Welcome to the OpenChessMate Machine Learning Model! Read below to understand exactly how we develop our recommendations.
We have included details on the factors that go into the recommendations as well as the weightage we give to each one.
For even more information check out our selection of openings.
This section describes the coding models and techniques used in this application.
We base our recommendations almost solely upon the games played by our users. We analyze these games with a machine learning model developed by scikit-learn to categorize a player's style. Based on a user's determined style, we provide opening recommendations tailored to produce positions fitting said playing style. In select cases, we also factor in a user's age and rating in making recommendations. These are only used when choosing between openings that are a similar fit to the user's playing style.
Our Machine Learning Model was made with the purpose of categorizing each player's style by detecting patterns in piece placement, pawn structure, and piece variety within moves. Then based on this categorization, it recommends openings that will result in positions that align well with the player's style, thereby giving the user an advantage in the form of favorable middlegame and endgame positions. It was coded in Python using the scikit-learn library and trained with open access games from lichess's open source database.
Our list of opening selections was compiled by International Master Sandeep Sethuraman who created it with the intention of selecting openings best suited for long term growth. This means all of our opening recommendations are tailored to players who want to improve, or in other words, they are for the most part classical openings with a small sprinkle of risky gambits suggested mainly for younger and lower-rated players for immediate success. Find more at our Opening List page.
Our model evaluates the fit of each recommended opening with regards to a user's age and rating. In practice, we've learned that this only becomes a deciding factor in cases where two or more openings have a very similar level of fit for the player's style. With regards to using age, our analysis has shown that users with a lower age tend to perform better in positions with less pawns on the board and more open files and diagonals, so these are the openings we give preference to and vice versa for users with higher ages. The rating variable has shown a strong correlation between lower ratings and a preference for aggressive play, and this is almost always where it comes into play.
Don't worry!
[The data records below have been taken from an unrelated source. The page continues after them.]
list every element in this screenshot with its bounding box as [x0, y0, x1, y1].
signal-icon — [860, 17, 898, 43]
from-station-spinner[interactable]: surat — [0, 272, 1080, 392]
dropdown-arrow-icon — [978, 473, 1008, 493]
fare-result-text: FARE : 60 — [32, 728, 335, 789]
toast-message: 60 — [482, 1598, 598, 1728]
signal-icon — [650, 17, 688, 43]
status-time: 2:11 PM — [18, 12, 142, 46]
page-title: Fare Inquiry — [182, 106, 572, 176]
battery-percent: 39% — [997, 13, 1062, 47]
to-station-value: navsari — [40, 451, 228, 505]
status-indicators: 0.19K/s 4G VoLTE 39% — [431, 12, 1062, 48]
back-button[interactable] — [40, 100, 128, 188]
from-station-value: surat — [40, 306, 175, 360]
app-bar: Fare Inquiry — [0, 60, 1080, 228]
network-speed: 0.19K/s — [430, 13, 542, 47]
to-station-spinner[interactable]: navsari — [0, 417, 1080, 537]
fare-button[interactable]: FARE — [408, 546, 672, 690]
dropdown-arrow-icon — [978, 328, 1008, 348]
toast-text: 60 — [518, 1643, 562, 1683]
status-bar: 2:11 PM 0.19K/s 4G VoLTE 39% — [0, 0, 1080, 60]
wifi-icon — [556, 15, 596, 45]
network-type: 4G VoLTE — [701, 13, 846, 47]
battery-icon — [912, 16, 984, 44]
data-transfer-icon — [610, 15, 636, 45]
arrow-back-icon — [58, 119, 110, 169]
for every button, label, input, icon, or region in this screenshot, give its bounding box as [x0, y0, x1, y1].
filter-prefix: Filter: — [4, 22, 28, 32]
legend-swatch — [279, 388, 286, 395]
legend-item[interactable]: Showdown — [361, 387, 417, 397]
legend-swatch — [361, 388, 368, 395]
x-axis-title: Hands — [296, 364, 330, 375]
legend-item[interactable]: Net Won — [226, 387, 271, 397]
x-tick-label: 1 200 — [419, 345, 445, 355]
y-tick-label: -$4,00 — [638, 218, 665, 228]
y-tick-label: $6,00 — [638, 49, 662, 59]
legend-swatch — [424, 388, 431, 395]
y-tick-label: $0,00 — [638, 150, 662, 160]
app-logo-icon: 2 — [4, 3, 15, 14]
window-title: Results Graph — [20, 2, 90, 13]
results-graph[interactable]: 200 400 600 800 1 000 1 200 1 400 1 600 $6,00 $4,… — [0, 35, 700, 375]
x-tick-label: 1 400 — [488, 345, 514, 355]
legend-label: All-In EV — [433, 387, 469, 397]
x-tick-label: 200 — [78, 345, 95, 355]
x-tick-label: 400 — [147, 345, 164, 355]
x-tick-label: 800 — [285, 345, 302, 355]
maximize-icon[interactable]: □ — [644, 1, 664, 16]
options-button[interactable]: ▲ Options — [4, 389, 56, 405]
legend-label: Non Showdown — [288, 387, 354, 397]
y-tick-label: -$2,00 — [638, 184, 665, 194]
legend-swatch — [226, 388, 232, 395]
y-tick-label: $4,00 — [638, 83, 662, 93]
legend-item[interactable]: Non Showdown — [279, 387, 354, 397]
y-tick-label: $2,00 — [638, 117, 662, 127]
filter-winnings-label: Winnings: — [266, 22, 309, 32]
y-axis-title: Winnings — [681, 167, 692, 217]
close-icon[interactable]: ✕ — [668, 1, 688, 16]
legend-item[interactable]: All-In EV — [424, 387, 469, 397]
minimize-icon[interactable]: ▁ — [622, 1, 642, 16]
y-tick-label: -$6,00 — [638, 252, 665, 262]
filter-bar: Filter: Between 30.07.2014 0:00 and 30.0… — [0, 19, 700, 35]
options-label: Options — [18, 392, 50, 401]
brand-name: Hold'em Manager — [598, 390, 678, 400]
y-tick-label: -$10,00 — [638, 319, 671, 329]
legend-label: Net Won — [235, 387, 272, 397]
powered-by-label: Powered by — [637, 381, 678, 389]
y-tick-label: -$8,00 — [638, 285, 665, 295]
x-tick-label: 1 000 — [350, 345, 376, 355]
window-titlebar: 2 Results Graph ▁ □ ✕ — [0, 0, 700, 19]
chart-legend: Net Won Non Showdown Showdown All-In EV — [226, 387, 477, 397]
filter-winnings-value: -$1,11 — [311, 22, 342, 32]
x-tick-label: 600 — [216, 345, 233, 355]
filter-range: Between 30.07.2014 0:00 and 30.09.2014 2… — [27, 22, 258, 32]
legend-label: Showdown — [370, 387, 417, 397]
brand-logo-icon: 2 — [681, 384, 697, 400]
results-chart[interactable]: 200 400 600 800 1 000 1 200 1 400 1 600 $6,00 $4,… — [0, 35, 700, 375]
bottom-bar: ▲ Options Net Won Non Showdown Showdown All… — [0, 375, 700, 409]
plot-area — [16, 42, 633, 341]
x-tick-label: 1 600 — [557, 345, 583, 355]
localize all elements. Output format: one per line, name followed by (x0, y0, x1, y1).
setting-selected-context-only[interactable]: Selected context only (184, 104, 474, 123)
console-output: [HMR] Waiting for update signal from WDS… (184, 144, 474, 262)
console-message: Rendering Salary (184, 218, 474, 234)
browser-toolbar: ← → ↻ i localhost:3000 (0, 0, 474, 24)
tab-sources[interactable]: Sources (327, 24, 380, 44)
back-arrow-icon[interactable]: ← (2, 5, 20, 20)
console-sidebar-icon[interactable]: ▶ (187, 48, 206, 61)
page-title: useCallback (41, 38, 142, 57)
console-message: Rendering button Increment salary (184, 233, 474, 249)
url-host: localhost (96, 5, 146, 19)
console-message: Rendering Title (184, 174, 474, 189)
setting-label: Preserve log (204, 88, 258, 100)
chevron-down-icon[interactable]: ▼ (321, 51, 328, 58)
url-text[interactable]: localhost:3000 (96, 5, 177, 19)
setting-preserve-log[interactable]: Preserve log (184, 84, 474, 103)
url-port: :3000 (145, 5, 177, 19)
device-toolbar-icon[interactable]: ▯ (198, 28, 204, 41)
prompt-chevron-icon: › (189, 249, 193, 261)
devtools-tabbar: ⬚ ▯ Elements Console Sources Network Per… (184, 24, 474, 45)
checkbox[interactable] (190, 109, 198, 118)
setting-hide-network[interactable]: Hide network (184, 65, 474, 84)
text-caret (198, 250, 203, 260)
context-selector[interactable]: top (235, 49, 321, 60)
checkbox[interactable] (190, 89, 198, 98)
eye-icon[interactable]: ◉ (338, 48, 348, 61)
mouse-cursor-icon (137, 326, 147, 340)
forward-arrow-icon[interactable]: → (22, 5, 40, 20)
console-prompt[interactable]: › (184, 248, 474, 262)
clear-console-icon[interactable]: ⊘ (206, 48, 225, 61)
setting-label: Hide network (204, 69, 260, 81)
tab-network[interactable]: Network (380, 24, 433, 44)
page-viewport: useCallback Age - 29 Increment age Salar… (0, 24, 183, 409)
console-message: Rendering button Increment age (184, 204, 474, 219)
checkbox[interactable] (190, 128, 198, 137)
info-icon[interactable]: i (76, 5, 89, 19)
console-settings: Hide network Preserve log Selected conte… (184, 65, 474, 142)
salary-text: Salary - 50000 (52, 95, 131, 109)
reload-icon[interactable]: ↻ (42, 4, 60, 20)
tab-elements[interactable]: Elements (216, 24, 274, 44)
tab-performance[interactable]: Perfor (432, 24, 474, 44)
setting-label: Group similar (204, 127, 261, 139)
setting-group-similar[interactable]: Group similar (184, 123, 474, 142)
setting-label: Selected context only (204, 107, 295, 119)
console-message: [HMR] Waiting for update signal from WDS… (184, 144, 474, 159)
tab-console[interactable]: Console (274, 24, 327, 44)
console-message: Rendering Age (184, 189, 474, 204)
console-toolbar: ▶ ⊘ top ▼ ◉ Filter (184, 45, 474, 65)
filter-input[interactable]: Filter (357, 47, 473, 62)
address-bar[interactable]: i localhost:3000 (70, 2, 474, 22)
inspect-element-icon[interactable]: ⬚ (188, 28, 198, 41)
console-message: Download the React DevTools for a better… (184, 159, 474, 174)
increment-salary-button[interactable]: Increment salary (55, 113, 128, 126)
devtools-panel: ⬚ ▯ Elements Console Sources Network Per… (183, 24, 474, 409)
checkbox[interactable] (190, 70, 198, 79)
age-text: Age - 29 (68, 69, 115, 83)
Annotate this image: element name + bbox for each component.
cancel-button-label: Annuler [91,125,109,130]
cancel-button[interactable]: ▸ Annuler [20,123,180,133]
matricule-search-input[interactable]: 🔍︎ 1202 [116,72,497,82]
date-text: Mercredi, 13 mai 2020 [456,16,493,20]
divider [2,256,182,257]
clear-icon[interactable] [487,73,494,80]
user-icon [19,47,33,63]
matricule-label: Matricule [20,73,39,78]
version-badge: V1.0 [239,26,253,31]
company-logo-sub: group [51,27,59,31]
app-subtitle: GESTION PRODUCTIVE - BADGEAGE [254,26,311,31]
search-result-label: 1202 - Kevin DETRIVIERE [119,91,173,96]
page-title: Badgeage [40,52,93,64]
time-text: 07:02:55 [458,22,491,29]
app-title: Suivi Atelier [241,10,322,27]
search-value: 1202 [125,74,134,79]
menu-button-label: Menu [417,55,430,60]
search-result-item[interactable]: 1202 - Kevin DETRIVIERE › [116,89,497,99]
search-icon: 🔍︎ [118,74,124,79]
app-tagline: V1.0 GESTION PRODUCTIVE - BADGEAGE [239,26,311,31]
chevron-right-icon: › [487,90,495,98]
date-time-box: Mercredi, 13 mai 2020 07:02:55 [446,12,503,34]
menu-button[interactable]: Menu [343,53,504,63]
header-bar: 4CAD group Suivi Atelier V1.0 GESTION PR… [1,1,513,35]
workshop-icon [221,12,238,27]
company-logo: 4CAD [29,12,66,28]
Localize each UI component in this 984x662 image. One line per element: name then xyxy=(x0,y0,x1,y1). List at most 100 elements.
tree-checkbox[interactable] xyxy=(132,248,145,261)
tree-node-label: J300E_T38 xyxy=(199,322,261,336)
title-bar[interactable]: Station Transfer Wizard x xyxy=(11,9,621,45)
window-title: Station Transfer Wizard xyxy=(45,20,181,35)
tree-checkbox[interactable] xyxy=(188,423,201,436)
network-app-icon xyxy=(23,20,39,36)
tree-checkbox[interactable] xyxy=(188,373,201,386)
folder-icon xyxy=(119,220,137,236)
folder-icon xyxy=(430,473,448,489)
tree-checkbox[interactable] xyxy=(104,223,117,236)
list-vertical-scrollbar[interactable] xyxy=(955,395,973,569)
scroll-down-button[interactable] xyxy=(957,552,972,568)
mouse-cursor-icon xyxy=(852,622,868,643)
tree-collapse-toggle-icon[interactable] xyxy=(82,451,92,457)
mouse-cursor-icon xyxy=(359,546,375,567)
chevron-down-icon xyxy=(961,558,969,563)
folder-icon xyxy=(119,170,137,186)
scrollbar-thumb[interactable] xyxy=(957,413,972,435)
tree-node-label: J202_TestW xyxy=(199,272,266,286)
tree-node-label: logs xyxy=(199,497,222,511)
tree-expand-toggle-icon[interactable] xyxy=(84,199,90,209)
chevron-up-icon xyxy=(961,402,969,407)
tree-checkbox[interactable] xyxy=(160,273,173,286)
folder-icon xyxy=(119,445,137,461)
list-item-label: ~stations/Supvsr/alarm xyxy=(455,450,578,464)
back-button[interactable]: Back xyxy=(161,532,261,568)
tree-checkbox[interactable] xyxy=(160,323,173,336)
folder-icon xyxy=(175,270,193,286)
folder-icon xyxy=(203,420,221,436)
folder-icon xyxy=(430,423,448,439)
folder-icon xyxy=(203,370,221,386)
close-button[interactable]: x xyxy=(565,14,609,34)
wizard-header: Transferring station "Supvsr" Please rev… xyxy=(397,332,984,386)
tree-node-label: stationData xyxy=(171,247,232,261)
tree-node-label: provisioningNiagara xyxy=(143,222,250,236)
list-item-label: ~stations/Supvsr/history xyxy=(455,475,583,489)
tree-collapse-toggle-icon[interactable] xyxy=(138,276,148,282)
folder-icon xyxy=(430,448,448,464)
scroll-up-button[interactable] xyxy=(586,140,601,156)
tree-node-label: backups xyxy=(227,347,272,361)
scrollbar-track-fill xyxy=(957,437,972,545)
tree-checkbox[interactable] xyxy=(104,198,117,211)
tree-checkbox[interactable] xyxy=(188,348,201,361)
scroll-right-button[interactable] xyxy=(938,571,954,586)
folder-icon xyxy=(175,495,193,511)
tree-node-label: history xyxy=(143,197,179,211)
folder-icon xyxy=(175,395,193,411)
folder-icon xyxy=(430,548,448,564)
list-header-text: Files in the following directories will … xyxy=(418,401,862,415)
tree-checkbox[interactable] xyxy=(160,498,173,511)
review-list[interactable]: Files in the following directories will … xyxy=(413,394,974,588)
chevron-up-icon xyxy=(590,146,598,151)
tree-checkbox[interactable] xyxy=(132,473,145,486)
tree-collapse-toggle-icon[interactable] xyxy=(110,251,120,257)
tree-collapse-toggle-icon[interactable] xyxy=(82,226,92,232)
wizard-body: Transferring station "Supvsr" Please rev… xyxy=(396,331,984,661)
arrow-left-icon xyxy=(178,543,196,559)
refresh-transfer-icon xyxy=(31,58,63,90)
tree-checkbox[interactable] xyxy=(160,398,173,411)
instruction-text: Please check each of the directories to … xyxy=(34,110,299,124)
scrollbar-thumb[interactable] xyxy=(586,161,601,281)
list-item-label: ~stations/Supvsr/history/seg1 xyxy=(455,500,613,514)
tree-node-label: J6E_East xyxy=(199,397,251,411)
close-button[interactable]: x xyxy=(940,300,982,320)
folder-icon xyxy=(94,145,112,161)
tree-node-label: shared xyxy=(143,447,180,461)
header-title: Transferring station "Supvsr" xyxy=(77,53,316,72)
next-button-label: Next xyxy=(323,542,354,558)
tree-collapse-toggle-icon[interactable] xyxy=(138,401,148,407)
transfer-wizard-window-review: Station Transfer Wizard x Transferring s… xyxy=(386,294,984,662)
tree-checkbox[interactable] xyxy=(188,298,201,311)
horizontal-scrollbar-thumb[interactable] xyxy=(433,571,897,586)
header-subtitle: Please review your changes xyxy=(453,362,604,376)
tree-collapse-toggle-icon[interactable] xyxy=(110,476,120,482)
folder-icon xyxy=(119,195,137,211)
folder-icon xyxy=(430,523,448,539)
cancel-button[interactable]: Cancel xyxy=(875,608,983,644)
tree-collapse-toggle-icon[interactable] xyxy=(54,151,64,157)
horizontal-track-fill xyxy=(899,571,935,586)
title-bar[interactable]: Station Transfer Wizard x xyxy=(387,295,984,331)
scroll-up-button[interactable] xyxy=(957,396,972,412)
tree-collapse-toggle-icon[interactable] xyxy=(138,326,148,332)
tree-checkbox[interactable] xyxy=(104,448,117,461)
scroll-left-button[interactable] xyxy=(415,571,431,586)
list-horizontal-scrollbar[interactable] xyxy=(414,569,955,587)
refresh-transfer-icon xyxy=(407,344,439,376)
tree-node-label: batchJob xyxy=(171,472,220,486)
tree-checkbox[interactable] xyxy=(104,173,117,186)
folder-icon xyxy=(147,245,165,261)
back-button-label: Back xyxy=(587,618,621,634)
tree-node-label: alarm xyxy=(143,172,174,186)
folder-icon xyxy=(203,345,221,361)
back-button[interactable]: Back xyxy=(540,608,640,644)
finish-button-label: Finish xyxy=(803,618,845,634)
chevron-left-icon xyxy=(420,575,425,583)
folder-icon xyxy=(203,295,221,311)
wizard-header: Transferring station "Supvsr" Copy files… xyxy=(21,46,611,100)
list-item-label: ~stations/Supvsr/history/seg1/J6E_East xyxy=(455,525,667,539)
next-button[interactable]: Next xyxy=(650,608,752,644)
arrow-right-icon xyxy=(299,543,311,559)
We make sure to stay within legal boundaries when accessing user games. We scrape games from two platforms: Chess.com and Lichess.org. In both cases, the organization has elected to make publicly available APIs containing an archive of games from each user. In accordance with these policies, we are able to access these APIs to take the PGN (Portable Game Notation) files for each game in a user's archive. Please note that we have a cap on the maximum games considered to ensure we are able to provide recommendations in a timely manner.